When Juno arrived at her new home, Taphouse and her daughters made sure that the bulldog knew she was finally safe.
“She had previously been hit when she tried to get on the furniture,” Taphouse said. “I got her home, and we talked her into going on the couch. She looked like she had found a piece of heaven.”
What Taphouse didn’t anticipate was the effect Juno would have on her youngest daughter. In Juno, June has found a constant companion, and now the two are rarely apart. They watch TV together, listen to music together and are always touching.
June even goes out of her way to make sure Juno is comfortable — attention that the rescue dog is happy to lap up.
“June cares for her like she’s a small puppy,” Taphouse said. “She asks her if she’s OK, if she can get her anything. She puts blankets on her.”
While Fern brought playful energy to the family, Juno has become a necessary calm and comforting presence. The large bulldog loves to sit or lie near her humans, with her cheek resting on their cheek, or one reassuring paw touching them at all times.
“She is the most gentle baby,” Taphouse explained. “She quite literally loves anybody and anything. My cats even snuggle up to her.”
The two dogs have helped Taphouse more than she could have ever imagined.

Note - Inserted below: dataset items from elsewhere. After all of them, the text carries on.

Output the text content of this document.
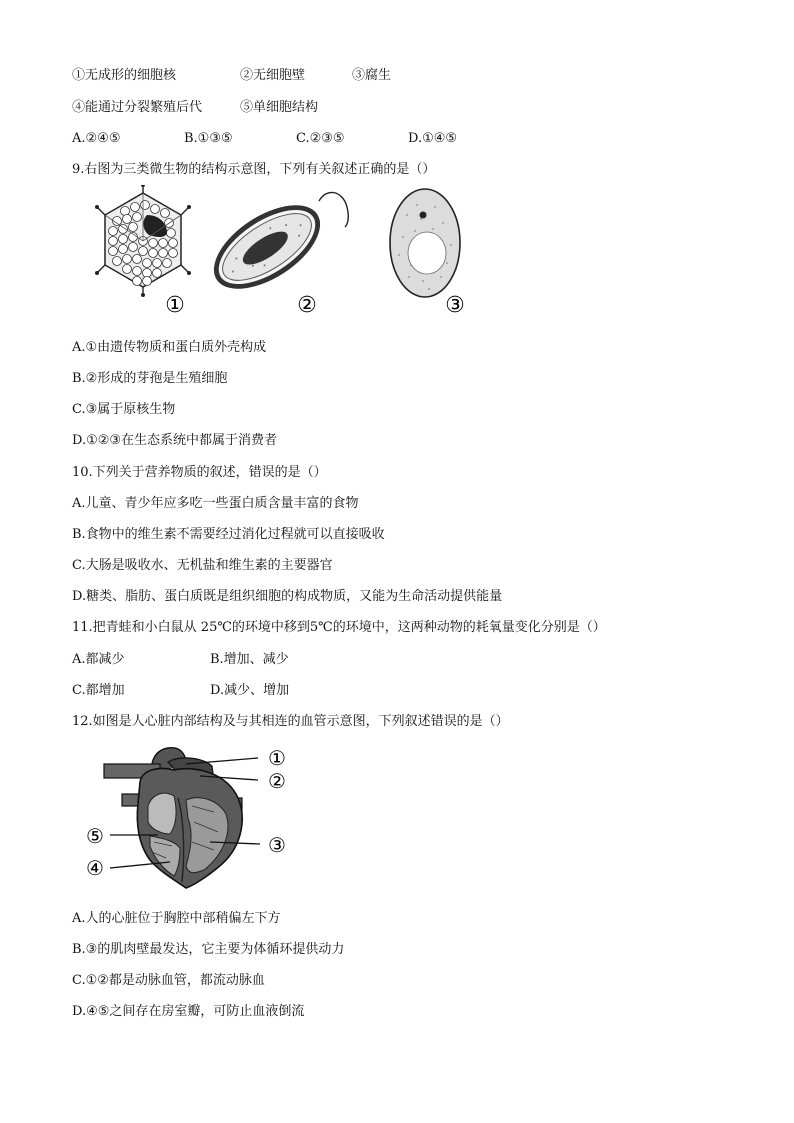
①无成形的细胞核	②无细胞壁	③腐生
④能通过分裂繁殖后代	⑤单细胞结构
A.②④⑤	B.①③⑤	C.②③⑤	D.①④⑤
9.右图为三类微生物的结构示意图，下列有关叙述正确的是（）
①	②	③
A.①由遗传物质和蛋白质外壳构成
B.②形成的芽孢是生殖细胞
C.③属于原核生物
D.①②③在生态系统中都属于消费者
10.下列关于营养物质的叙述，错误的是（）
A.儿童、青少年应多吃一些蛋白质含量丰富的食物
B.食物中的维生素不需要经过消化过程就可以直接吸收
C.大肠是吸收水、无机盐和维生素的主要器官
D.糖类、脂肪、蛋白质既是组织细胞的构成物质，又能为生命活动提供能量
11.把青蛙和小白鼠从 25℃的环境中移到5℃的环境中，这两种动物的耗氧量变化分别是（）
A.都减少	B.增加、减少
C.都增加	D.减少、增加
12.如图是人心脏内部结构及与其相连的血管示意图，下列叙述错误的是（）
①
②
③
④
⑤
A.人的心脏位于胸腔中部稍偏左下方
B.③的肌肉壁最发达，它主要为体循环提供动力
C.①②都是动脉血管，都流动脉血
D.④⑤之间存在房室瓣，可防止血液倒流
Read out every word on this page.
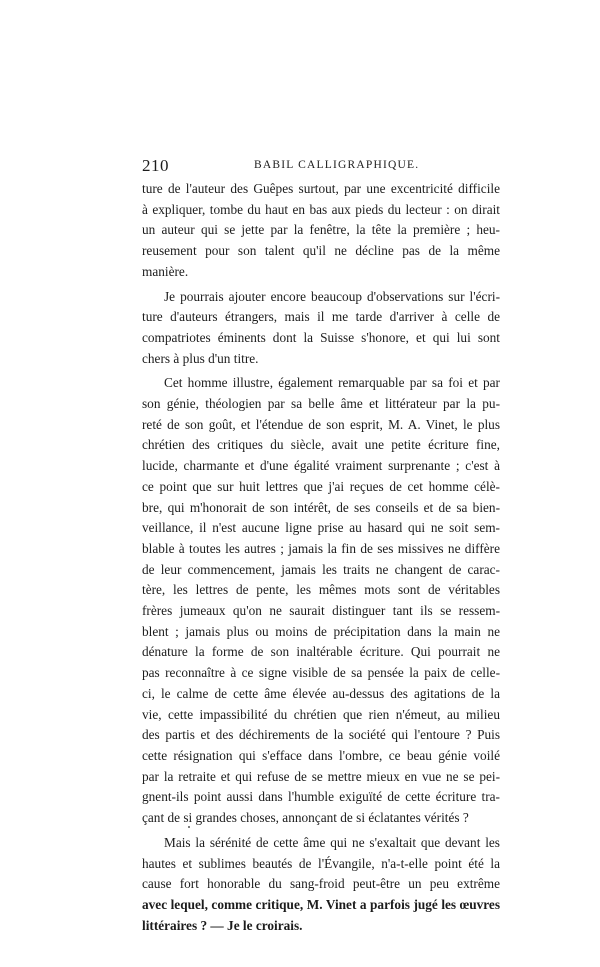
210	BABIL CALLIGRAPHIQUE.

ture de l'auteur des Guêpes surtout, par une excentricité difficile
à expliquer, tombe du haut en bas aux pieds du lecteur : on dirait
un auteur qui se jette par la fenêtre, la tête la première ; heu-
reusement pour son talent qu'il ne décline pas de la même
manière.

Je pourrais ajouter encore beaucoup d'observations sur l'écri-
ture d'auteurs étrangers, mais il me tarde d'arriver à celle de
compatriotes éminents dont la Suisse s'honore, et qui lui sont
chers à plus d'un titre.

Cet homme illustre, également remarquable par sa foi et par
son génie, théologien par sa belle âme et littérateur par la pu-
reté de son goût, et l'étendue de son esprit, M. A. Vinet, le plus
chrétien des critiques du siècle, avait une petite écriture fine,
lucide, charmante et d'une égalité vraiment surprenante ; c'est à
ce point que sur huit lettres que j'ai reçues de cet homme célè-
bre, qui m'honorait de son intérêt, de ses conseils et de sa bien-
veillance, il n'est aucune ligne prise au hasard qui ne soit sem-
blable à toutes les autres ; jamais la fin de ses missives ne diffère
de leur commencement, jamais les traits ne changent de carac-
tère, les lettres de pente, les mêmes mots sont de véritables
frères jumeaux qu'on ne saurait distinguer tant ils se ressem-
blent ; jamais plus ou moins de précipitation dans la main ne
dénature la forme de son inaltérable écriture. Qui pourrait ne
pas reconnaître à ce signe visible de sa pensée la paix de celle-
ci, le calme de cette âme élevée au-dessus des agitations de la
vie, cette impassibilité du chrétien que rien n'émeut, au milieu
des partis et des déchirements de la société qui l'entoure ? Puis
cette résignation qui s'efface dans l'ombre, ce beau génie voilé
par la retraite et qui refuse de se mettre mieux en vue ne se pei-
gnent-ils point aussi dans l'humble exiguïté de cette écriture tra-
çant de si grandes choses, annonçant de si éclatantes vérités ?

Mais la sérénité de cette âme qui ne s'exaltait que devant les
hautes et sublimes beautés de l'Évangile, n'a-t-elle point été la
cause fort honorable du sang-froid peut-être un peu extrême
avec lequel, comme critique, M. Vinet a parfois jugé les œuvres
littéraires ? — Je le croirais.
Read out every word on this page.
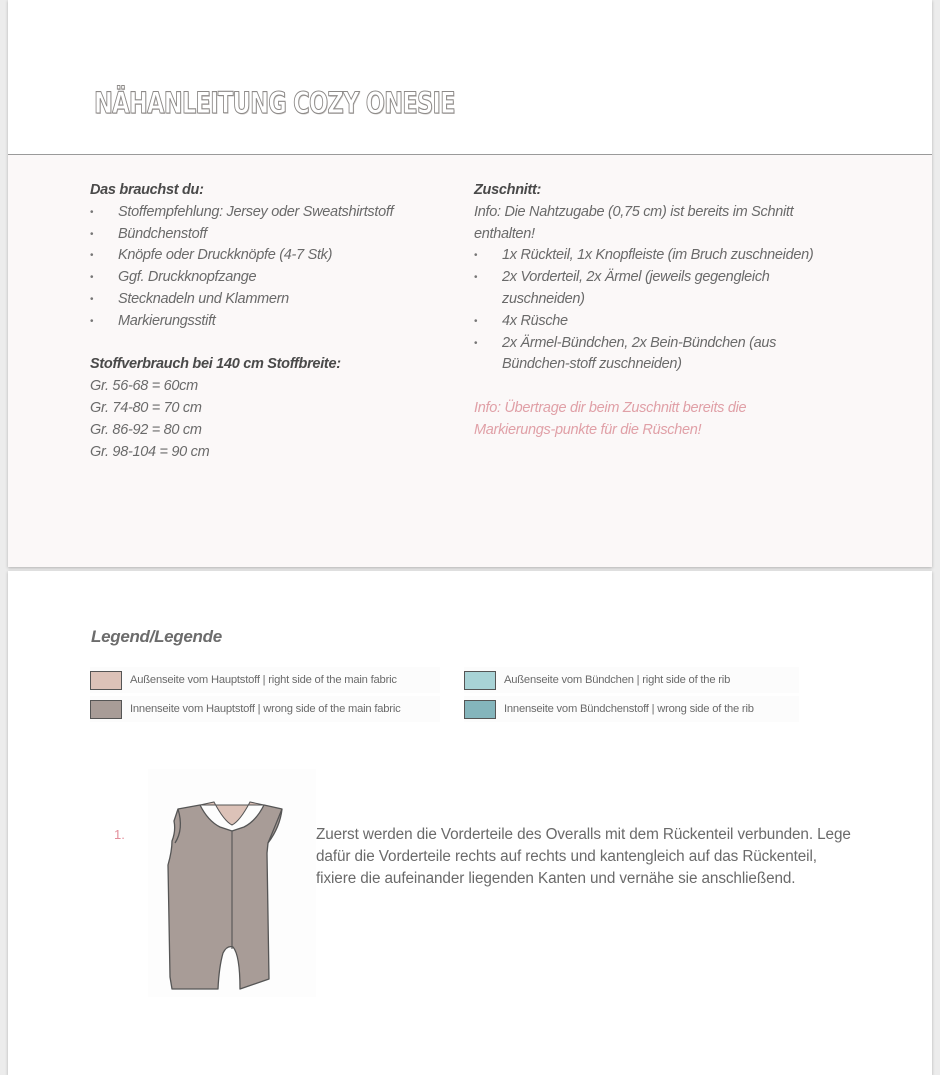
NÄHANLEITUNG COZY ONESIE
Das brauchst du:
• Stoffempfehlung: Jersey oder Sweatshirtstoff
• Bündchenstoff
• Knöpfe oder Druckknöpfe (4-7 Stk)
• Ggf. Druckknopfzange
• Stecknadeln und Klammern
• Markierungsstift
Stoffverbrauch bei 140 cm Stoffbreite:
Gr. 56-68 = 60cm
Gr. 74-80 = 70 cm
Gr. 86-92 = 80 cm
Gr. 98-104 = 90 cm
Zuschnitt:
Info: Die Nahtzugabe (0,75 cm) ist bereits im Schnitt enthalten!
• 1x Rückteil, 1x Knopfleiste (im Bruch zuschneiden)
• 2x Vorderteil, 2x Ärmel (jeweils gegengleich zuschneiden)
• 4x Rüsche
• 2x Ärmel-Bündchen, 2x Bein-Bündchen (aus Bündchen-stoff zuschneiden)
Info: Übertrage dir beim Zuschnitt bereits die Markierungs-punkte für die Rüschen!
Legend/Legende
Außenseite vom Hauptstoff | right side of the main fabric
Innenseite vom Hauptstoff | wrong side of the main fabric
Außenseite vom Bündchen | right side of the rib
Innenseite vom Bündchenstoff | wrong side of the rib
1.	Zuerst werden die Vorderteile des Overalls mit dem Rückenteil verbunden. Lege dafür die Vorderteile rechts auf rechts und kantengleich auf das Rückenteil, fixiere die aufeinander liegenden Kanten und vernähe sie anschließend.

Just seeing the two bullies sleeping on her bed each night and playing with her daughters has given her the strength she needs each day. Taphouse’s family has changed and expanded nearly two years after the loss of her husband — and her heart is finally healing.
“There was a time when I wasn’t sure I was going to survive this. I wasn’t sure I wanted to,” Taphouse said. “Therapy, medication, all of it just didn’t seem enough to get me through this. I can say with 100 percent honesty that the combination of these dogs and Hazel and June have done more for me than any medical professional has.”
“They are light and healing in the sweetest packages,” Taphouse added.